OpenAI has reportedly named former Meta executive Irina Kofman to oversee the company’s strategic initiatives.
Kofman will report to OpenAI tech chief Mira Murati, with an initial focus on preparedness and safety, Bloomberg News reported Friday (Aug. 23), citing a company spokesperson. She worked for Meta for five years, most recently as a senior director of product management for generative artificial intelligence (AI), per her profile on LinkedIn.
The Bloomberg report noted that AI startups like OpenAI have been increasingly recruiting executives from larger tech firms — especially social media platforms — as they aim to compete with companies like Meta and Google.
For example, OpenAI in June named former Instagram and Twitter executive Kevin Weil as its chief product officer and former Nextdoor Chief Executive Officer Sarah Friar as finance chief. And rival AI firm Anthropic hired former Instagram co-founder Mike Krieger as chief product officer in May.
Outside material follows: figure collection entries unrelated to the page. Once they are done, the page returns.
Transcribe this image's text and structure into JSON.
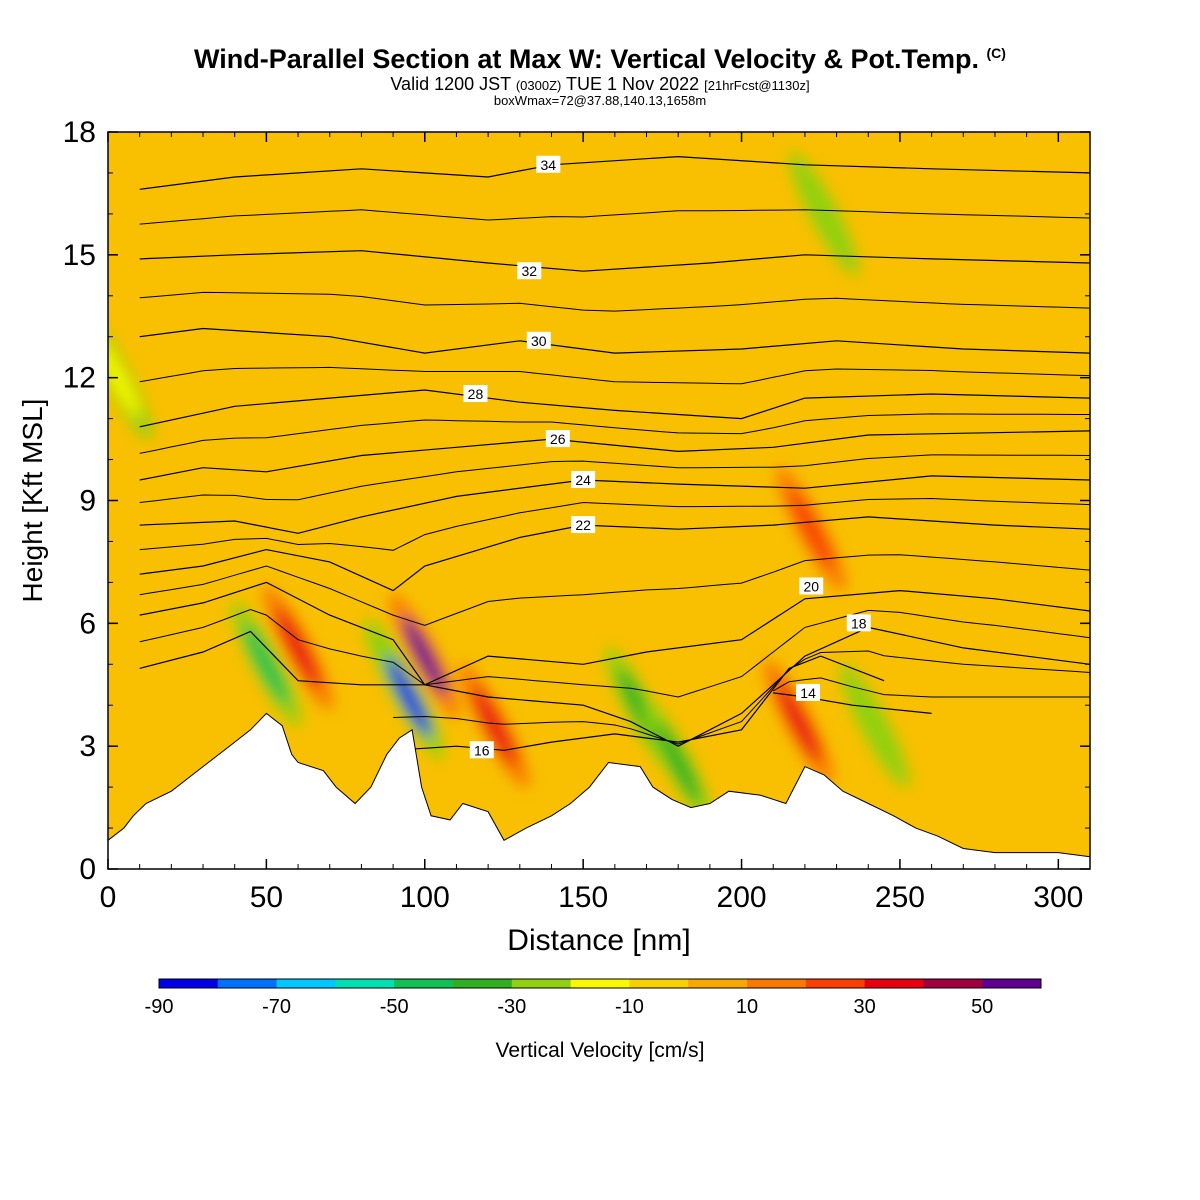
{
  "title": "Wind-Parallel Section at Max W: Vertical Velocity & Pot.Temp.",
  "title_mark": "(C)",
  "subtitle_a": "Valid 1200 JST",
  "subtitle_b": "(0300Z)",
  "subtitle_c": "TUE 1 Nov 2022",
  "subtitle_d": "[21hrFcst@1130z]",
  "subtitle2": "boxWmax=72@37.88,140.13,1658m",
  "chart_data": {
    "type": "heatmap",
    "xlabel": "Distance [nm]",
    "ylabel": "Height [Kft MSL]",
    "xlim": [
      0,
      310
    ],
    "ylim": [
      0,
      18
    ],
    "x_ticks": [
      0,
      50,
      100,
      150,
      200,
      250,
      300
    ],
    "y_ticks": [
      0,
      3,
      6,
      9,
      12,
      15,
      18
    ],
    "colorbar": {
      "label": "Vertical Velocity [cm/s]",
      "tick_labels": [
        -90,
        -70,
        -50,
        -30,
        -10,
        10,
        30,
        50
      ],
      "bounds": [
        -90,
        60
      ],
      "colors": [
        "#0000e6",
        "#0070ff",
        "#00c8ff",
        "#00e0b0",
        "#10c050",
        "#30b020",
        "#90d010",
        "#f8f800",
        "#f8d000",
        "#f8a800",
        "#f87800",
        "#f84000",
        "#e80010",
        "#a00040",
        "#600090"
      ]
    },
    "background_color": "#f8c000",
    "terrain": [
      [
        0,
        0.7
      ],
      [
        5,
        1.0
      ],
      [
        8,
        1.3
      ],
      [
        12,
        1.6
      ],
      [
        20,
        1.9
      ],
      [
        25,
        2.2
      ],
      [
        30,
        2.5
      ],
      [
        35,
        2.8
      ],
      [
        40,
        3.1
      ],
      [
        45,
        3.4
      ],
      [
        50,
        3.8
      ],
      [
        55,
        3.5
      ],
      [
        58,
        2.8
      ],
      [
        60,
        2.6
      ],
      [
        68,
        2.4
      ],
      [
        72,
        2.0
      ],
      [
        78,
        1.6
      ],
      [
        83,
        2.0
      ],
      [
        88,
        2.8
      ],
      [
        92,
        3.2
      ],
      [
        96,
        3.4
      ],
      [
        99,
        2.0
      ],
      [
        102,
        1.3
      ],
      [
        108,
        1.2
      ],
      [
        112,
        1.6
      ],
      [
        120,
        1.4
      ],
      [
        125,
        0.7
      ],
      [
        132,
        1.0
      ],
      [
        140,
        1.3
      ],
      [
        146,
        1.6
      ],
      [
        152,
        2.0
      ],
      [
        158,
        2.6
      ],
      [
        168,
        2.5
      ],
      [
        172,
        2.0
      ],
      [
        178,
        1.7
      ],
      [
        184,
        1.5
      ],
      [
        190,
        1.6
      ],
      [
        196,
        1.9
      ],
      [
        206,
        1.8
      ],
      [
        214,
        1.6
      ],
      [
        220,
        2.5
      ],
      [
        226,
        2.3
      ],
      [
        232,
        1.9
      ],
      [
        240,
        1.6
      ],
      [
        248,
        1.3
      ],
      [
        255,
        1.0
      ],
      [
        262,
        0.8
      ],
      [
        270,
        0.5
      ],
      [
        280,
        0.4
      ],
      [
        300,
        0.4
      ],
      [
        310,
        0.3
      ]
    ],
    "velocity_features": [
      {
        "x": 50,
        "y": 5.0,
        "w": -45
      },
      {
        "x": 60,
        "y": 5.4,
        "w": 35
      },
      {
        "x": 92,
        "y": 4.6,
        "w": -50
      },
      {
        "x": 95,
        "y": 4.2,
        "w": -85
      },
      {
        "x": 100,
        "y": 5.2,
        "w": 55
      },
      {
        "x": 122,
        "y": 3.5,
        "w": 35
      },
      {
        "x": 168,
        "y": 3.9,
        "w": -40
      },
      {
        "x": 180,
        "y": 2.6,
        "w": -35
      },
      {
        "x": 218,
        "y": 3.6,
        "w": 35
      },
      {
        "x": 222,
        "y": 8.3,
        "w": 25
      },
      {
        "x": 226,
        "y": 16.0,
        "w": -30
      },
      {
        "x": 242,
        "y": 3.5,
        "w": -30
      },
      {
        "x": 3,
        "y": 12.0,
        "w": -15
      }
    ],
    "theta_contours": [
      {
        "value": 14,
        "label": "14",
        "points": [
          [
            210,
            4.3
          ],
          [
            220,
            4.2
          ],
          [
            235,
            4.0
          ],
          [
            260,
            3.8
          ]
        ],
        "label_at": [
          221,
          4.3
        ]
      },
      {
        "value": 16,
        "label": "16",
        "points": [
          [
            90,
            2.9
          ],
          [
            110,
            3.0
          ],
          [
            125,
            2.9
          ],
          [
            140,
            3.1
          ],
          [
            160,
            3.3
          ],
          [
            180,
            3.1
          ],
          [
            200,
            3.4
          ],
          [
            215,
            4.9
          ],
          [
            225,
            5.2
          ],
          [
            245,
            4.6
          ]
        ],
        "label_at": [
          118,
          2.9
        ]
      },
      {
        "value": 18,
        "label": "18",
        "points": [
          [
            10,
            4.9
          ],
          [
            30,
            5.3
          ],
          [
            45,
            5.8
          ],
          [
            60,
            4.6
          ],
          [
            80,
            4.5
          ],
          [
            100,
            4.5
          ],
          [
            120,
            4.2
          ],
          [
            150,
            4.0
          ],
          [
            165,
            3.6
          ],
          [
            180,
            3.0
          ],
          [
            200,
            3.8
          ],
          [
            220,
            5.2
          ],
          [
            240,
            5.9
          ],
          [
            270,
            5.4
          ],
          [
            310,
            5.0
          ]
        ],
        "label_at": [
          237,
          6.0
        ]
      },
      {
        "value": 20,
        "label": "20",
        "points": [
          [
            10,
            6.2
          ],
          [
            30,
            6.5
          ],
          [
            50,
            7.0
          ],
          [
            70,
            6.2
          ],
          [
            90,
            5.6
          ],
          [
            100,
            4.5
          ],
          [
            120,
            5.2
          ],
          [
            150,
            5.0
          ],
          [
            170,
            5.3
          ],
          [
            200,
            5.6
          ],
          [
            220,
            6.6
          ],
          [
            250,
            6.8
          ],
          [
            280,
            6.6
          ],
          [
            310,
            6.3
          ]
        ],
        "label_at": [
          222,
          6.9
        ]
      },
      {
        "value": 22,
        "label": "22",
        "points": [
          [
            10,
            7.2
          ],
          [
            30,
            7.4
          ],
          [
            50,
            7.8
          ],
          [
            70,
            7.5
          ],
          [
            90,
            6.8
          ],
          [
            100,
            7.4
          ],
          [
            130,
            8.1
          ],
          [
            150,
            8.4
          ],
          [
            180,
            8.3
          ],
          [
            210,
            8.4
          ],
          [
            240,
            8.6
          ],
          [
            280,
            8.4
          ],
          [
            310,
            8.3
          ]
        ],
        "label_at": [
          150,
          8.4
        ]
      },
      {
        "value": 24,
        "label": "24",
        "points": [
          [
            10,
            8.4
          ],
          [
            40,
            8.5
          ],
          [
            60,
            8.2
          ],
          [
            80,
            8.6
          ],
          [
            110,
            9.1
          ],
          [
            150,
            9.5
          ],
          [
            180,
            9.4
          ],
          [
            220,
            9.3
          ],
          [
            260,
            9.6
          ],
          [
            310,
            9.5
          ]
        ],
        "label_at": [
          150,
          9.5
        ]
      },
      {
        "value": 26,
        "label": "26",
        "points": [
          [
            10,
            9.5
          ],
          [
            30,
            9.8
          ],
          [
            50,
            9.7
          ],
          [
            80,
            10.1
          ],
          [
            110,
            10.3
          ],
          [
            140,
            10.5
          ],
          [
            180,
            10.2
          ],
          [
            210,
            10.3
          ],
          [
            240,
            10.6
          ],
          [
            310,
            10.7
          ]
        ],
        "label_at": [
          142,
          10.5
        ]
      },
      {
        "value": 28,
        "label": "28",
        "points": [
          [
            10,
            10.8
          ],
          [
            40,
            11.3
          ],
          [
            70,
            11.5
          ],
          [
            100,
            11.7
          ],
          [
            130,
            11.4
          ],
          [
            160,
            11.2
          ],
          [
            200,
            11.0
          ],
          [
            220,
            11.5
          ],
          [
            260,
            11.6
          ],
          [
            310,
            11.5
          ]
        ],
        "label_at": [
          116,
          11.6
        ]
      },
      {
        "value": 30,
        "label": "30",
        "points": [
          [
            10,
            13.0
          ],
          [
            30,
            13.2
          ],
          [
            70,
            13.0
          ],
          [
            100,
            12.6
          ],
          [
            130,
            12.9
          ],
          [
            160,
            12.6
          ],
          [
            200,
            12.7
          ],
          [
            230,
            12.9
          ],
          [
            270,
            12.7
          ],
          [
            310,
            12.6
          ]
        ],
        "label_at": [
          136,
          12.9
        ]
      },
      {
        "value": 32,
        "label": "32",
        "points": [
          [
            10,
            14.9
          ],
          [
            40,
            15.0
          ],
          [
            80,
            15.1
          ],
          [
            120,
            14.8
          ],
          [
            150,
            14.6
          ],
          [
            190,
            14.8
          ],
          [
            220,
            15.0
          ],
          [
            260,
            14.9
          ],
          [
            310,
            14.8
          ]
        ],
        "label_at": [
          133,
          14.6
        ]
      },
      {
        "value": 34,
        "label": "34",
        "points": [
          [
            10,
            16.6
          ],
          [
            40,
            16.9
          ],
          [
            80,
            17.1
          ],
          [
            120,
            16.9
          ],
          [
            140,
            17.2
          ],
          [
            180,
            17.4
          ],
          [
            220,
            17.2
          ],
          [
            260,
            17.1
          ],
          [
            310,
            17.0
          ]
        ],
        "label_at": [
          139,
          17.2
        ]
      }
    ]
  }
}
OpenAI has also suffered some high-profile exoduses, with former co-founder John Schulman and researcher Jan Leike both taking jobs at Anthropic.
Another OpenAI co-founder, Greg Brockman, announced earlier this month he was taking a sabbatical for the rest of 2024.
“First time to relax since co-founding OpenAI 9 years ago,” he wrote in a post on X. “The mission is far from complete; we still have a safe AGI to build.”
AGI is a reference to “artificial general intelligence,” an as-yet-unrealized version of AI that can think and reason at the level of humans.
Meanwhile, OpenAI last week debuted an update to its AI capabilities, allowing developers to now fine-tune GPT-4o, the company’s most advanced language model, to meet specific business needs. This feature, long asked for by the tech sector, paves the way for customized AI applications across various industries. Fine-tuning is a process that enables developers to customize a pretrained AI model for specific tasks.
OpenAI explains, “Developers can now fine-tune GPT-4o with custom datasets to get higher performance at a lower cost for their specific use cases. Fine-tuning enables the model to customize the structure and tone of responses or to follow complex domain-specific instructions.”
As PYMNTS noted, fine-tuning is critical for commerce because it lets businesses create AI tools tailored to their needs, enhancing customer service, streamlining operations, and promoting innovation.
“For example, a retail company could fine-tune GPT-4o to understand product descriptions and customer inquiries better,” the report said. “At the same time, a financial firm might customize it to analyze market trends and generate reports.”